Was Jesus exactly the evangelists say he was? I’m no biblical critic. I’m not against biblical criticism, but I prefer to let the critics get on their own discussions. On my part I am as sure of Christ’s existence as I am of my own hand with it’s five fingers. I can touch and see. I meet Jesus every day. And we are one. No doubt about it.
Like the child discovering it has feet. It has always known it’s got feet, but one day it discovers them.
Like at the given moment, certainly, I became aware of Christ’s presence in those who suffer, and of his presence inside of myself. When? I don’t know.
I was brought up in a family that was Christian not so much by labels as in actions. My mother and father didn’t practice their religion very regularly. Who gave me the idea of becoming a priest when I was still a little boy? What did this desire amount to in my childish mind?
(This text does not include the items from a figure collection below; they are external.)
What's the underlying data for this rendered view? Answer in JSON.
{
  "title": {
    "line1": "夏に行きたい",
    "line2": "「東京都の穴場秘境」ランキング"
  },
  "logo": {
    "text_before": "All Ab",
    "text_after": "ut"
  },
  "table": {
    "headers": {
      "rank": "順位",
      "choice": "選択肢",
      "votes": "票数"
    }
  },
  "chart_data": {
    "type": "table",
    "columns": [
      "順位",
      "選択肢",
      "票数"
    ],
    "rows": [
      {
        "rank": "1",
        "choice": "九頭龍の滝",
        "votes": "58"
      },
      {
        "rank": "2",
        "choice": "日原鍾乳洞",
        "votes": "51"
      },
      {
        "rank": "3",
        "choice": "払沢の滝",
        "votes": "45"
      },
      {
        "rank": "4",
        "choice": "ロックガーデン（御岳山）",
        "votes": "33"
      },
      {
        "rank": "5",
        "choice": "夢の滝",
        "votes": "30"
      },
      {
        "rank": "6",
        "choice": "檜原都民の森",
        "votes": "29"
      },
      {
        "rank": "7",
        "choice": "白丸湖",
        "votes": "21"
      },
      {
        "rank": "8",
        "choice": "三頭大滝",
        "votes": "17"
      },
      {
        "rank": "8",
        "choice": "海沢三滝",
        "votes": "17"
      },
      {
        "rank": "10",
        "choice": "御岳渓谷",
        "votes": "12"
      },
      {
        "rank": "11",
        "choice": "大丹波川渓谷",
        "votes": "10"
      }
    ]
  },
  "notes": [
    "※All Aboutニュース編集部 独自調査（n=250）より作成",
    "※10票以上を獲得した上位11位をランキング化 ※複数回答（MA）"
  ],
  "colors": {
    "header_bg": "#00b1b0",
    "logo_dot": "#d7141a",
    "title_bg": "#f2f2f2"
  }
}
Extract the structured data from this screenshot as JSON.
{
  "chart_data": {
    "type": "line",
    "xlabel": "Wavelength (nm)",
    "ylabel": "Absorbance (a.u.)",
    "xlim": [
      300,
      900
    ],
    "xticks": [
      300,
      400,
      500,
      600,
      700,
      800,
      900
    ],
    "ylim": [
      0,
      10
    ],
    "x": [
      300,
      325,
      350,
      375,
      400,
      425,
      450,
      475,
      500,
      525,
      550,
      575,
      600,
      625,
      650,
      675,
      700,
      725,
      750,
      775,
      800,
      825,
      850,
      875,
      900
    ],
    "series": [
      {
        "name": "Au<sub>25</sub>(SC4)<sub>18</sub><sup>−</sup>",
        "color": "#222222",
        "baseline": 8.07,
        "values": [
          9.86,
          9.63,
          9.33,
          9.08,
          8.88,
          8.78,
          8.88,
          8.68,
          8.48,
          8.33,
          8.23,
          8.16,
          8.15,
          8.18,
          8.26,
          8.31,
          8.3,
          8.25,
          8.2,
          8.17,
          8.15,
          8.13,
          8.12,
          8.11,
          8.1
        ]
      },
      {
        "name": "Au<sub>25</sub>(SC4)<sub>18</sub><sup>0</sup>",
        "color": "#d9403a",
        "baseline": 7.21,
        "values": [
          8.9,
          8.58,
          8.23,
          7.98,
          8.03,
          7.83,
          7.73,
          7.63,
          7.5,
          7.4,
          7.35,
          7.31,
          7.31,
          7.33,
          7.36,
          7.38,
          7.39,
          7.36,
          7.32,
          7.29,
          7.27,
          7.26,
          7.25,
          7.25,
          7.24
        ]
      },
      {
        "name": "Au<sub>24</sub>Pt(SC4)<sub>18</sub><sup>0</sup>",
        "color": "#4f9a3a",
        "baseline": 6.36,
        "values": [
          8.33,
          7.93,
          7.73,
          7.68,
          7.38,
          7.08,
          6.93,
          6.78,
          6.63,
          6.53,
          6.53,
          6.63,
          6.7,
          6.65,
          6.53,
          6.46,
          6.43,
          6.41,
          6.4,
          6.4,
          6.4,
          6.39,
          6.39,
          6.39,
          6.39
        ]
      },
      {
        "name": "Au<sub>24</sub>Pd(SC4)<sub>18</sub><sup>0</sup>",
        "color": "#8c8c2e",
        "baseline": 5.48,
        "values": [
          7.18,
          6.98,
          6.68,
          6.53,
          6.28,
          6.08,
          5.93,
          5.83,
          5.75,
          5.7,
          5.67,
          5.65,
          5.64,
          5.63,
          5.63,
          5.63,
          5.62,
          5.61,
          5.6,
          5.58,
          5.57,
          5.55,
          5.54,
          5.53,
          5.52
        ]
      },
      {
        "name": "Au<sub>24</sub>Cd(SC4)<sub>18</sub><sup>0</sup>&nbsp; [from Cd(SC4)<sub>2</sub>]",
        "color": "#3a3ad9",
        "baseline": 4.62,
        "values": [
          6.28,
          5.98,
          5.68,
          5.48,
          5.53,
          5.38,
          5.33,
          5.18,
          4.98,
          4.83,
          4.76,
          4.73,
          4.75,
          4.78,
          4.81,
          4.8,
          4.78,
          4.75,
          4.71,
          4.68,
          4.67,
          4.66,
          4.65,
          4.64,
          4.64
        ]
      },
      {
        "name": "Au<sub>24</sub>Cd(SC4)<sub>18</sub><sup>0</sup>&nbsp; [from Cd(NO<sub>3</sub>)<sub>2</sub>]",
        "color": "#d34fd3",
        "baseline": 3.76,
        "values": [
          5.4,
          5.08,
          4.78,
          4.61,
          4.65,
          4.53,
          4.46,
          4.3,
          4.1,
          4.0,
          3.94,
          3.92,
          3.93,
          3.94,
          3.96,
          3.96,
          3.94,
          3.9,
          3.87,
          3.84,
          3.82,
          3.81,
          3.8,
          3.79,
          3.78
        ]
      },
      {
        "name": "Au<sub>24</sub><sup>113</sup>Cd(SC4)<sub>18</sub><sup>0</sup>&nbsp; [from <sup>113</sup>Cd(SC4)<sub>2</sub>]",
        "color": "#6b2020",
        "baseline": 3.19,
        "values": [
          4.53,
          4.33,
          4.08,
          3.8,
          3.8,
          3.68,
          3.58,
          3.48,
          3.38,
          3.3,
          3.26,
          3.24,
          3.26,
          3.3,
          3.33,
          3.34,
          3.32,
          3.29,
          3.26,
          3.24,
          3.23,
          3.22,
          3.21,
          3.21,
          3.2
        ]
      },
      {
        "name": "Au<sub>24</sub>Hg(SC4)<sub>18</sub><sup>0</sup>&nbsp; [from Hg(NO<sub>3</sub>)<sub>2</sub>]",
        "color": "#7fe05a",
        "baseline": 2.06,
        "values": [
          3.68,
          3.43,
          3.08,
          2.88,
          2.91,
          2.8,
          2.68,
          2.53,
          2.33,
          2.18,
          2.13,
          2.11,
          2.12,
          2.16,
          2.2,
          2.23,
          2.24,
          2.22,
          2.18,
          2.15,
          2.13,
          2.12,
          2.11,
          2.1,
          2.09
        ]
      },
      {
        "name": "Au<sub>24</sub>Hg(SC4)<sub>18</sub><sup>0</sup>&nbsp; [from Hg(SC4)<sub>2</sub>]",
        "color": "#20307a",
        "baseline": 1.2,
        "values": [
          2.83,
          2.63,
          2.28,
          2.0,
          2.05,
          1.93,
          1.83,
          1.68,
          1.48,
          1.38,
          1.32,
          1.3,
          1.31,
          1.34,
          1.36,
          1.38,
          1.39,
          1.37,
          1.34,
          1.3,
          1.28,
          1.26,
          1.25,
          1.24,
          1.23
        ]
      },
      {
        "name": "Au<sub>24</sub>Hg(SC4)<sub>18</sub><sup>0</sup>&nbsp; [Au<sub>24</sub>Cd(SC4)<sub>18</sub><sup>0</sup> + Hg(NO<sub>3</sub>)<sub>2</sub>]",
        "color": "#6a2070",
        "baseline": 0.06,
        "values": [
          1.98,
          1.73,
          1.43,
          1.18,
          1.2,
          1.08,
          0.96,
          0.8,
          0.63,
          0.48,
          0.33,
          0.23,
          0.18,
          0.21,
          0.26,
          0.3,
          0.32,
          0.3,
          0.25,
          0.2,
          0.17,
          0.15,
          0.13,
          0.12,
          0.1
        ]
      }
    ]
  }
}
Anyhow, one day my father asked me this question: ‘you keep saying you want to be a priest? But do you really understand what being a priest involves?' He then sketched the ideal priest in terms exactly corresponding what I felt with out understanding, to what I dreamed though unable to put in to words: "My boy, priest and self –centeredness don’t go together. That’s impossible. Priest isn’t his own master. He has only one reason for living: to live for others’.
This corresponded precisely to what he Lord had already sown in my heart. All my life I’ve lived the dream of being one with Christ to help my fellow beings conquer their self - centeredness.
Whenever you listen to someone who is suffering, you hear Christ voice. And whenever you meet someone suffering, you meet Him in person.